I went into the office to put my things down and go back and brush the doll off and bring it in to leave at the front desk. But as often happens, the second I walked through the door, people started telling me things and asking me questions. I finally made it to my office to drop off my things and to hook up my computer and to check in with my legal liaison and in the midst of all that activity, I forgot about the doll. Finally, about 20 minutes later, I remembered her and so I went back outside to pick her up, but she was gone.
It’s my hope that her owner came back to retrieve her, in relief that she was finally found. Or that one of my workers picked her up and brushed her off and put her in safekeeping until such time she returned home. I walked back into the building, and back to my office, with just a bit of sadness. That as important as that doll was in that first moment that I saw her, it took so little time for me to forget the image of her abandoned there in the grass.
And I prayed that the images of the broken and abandoned children I work with each day don’t leave my mind and my heart so easily.

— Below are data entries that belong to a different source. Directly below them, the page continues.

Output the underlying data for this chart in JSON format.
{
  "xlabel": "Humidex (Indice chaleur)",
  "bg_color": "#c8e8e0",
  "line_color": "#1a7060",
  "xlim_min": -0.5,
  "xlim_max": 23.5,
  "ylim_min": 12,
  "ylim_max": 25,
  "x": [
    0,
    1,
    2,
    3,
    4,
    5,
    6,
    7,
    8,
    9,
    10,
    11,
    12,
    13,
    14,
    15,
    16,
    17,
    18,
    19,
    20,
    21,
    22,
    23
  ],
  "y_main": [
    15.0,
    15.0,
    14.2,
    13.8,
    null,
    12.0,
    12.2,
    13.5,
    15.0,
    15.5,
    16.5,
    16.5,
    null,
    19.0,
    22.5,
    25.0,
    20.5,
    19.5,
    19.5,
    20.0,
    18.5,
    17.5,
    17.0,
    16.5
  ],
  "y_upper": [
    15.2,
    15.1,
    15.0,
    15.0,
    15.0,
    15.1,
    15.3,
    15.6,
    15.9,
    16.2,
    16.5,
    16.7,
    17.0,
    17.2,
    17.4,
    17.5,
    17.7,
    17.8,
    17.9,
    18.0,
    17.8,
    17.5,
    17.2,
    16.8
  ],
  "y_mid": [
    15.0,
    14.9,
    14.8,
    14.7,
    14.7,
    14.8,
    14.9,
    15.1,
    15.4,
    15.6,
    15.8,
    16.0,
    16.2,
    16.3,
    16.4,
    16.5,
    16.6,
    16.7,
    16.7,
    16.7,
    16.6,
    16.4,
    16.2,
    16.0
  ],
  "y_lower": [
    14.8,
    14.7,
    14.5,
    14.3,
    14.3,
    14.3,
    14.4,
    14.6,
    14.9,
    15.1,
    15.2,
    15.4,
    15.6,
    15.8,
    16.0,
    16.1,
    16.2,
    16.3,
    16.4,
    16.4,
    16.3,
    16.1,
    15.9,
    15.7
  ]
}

That as long as I do this job it will always be my mission to return these broken and abandoned children to people who love them. And until that time, that no matter how many things I am carrying, or how many people need my time, that it will be my priority to pick them up, and clean off the dirt, and wipe away the grass and the ants, and make sure they have clean clothes and a bed of their own. And people to love and cherish them the way that they deserve to be loved and cherished. As precious children of a loving God. Who weeps as she looks down to see her precious babies in need, lying facedown in the grass, waiting for someone who cares to step in and save them.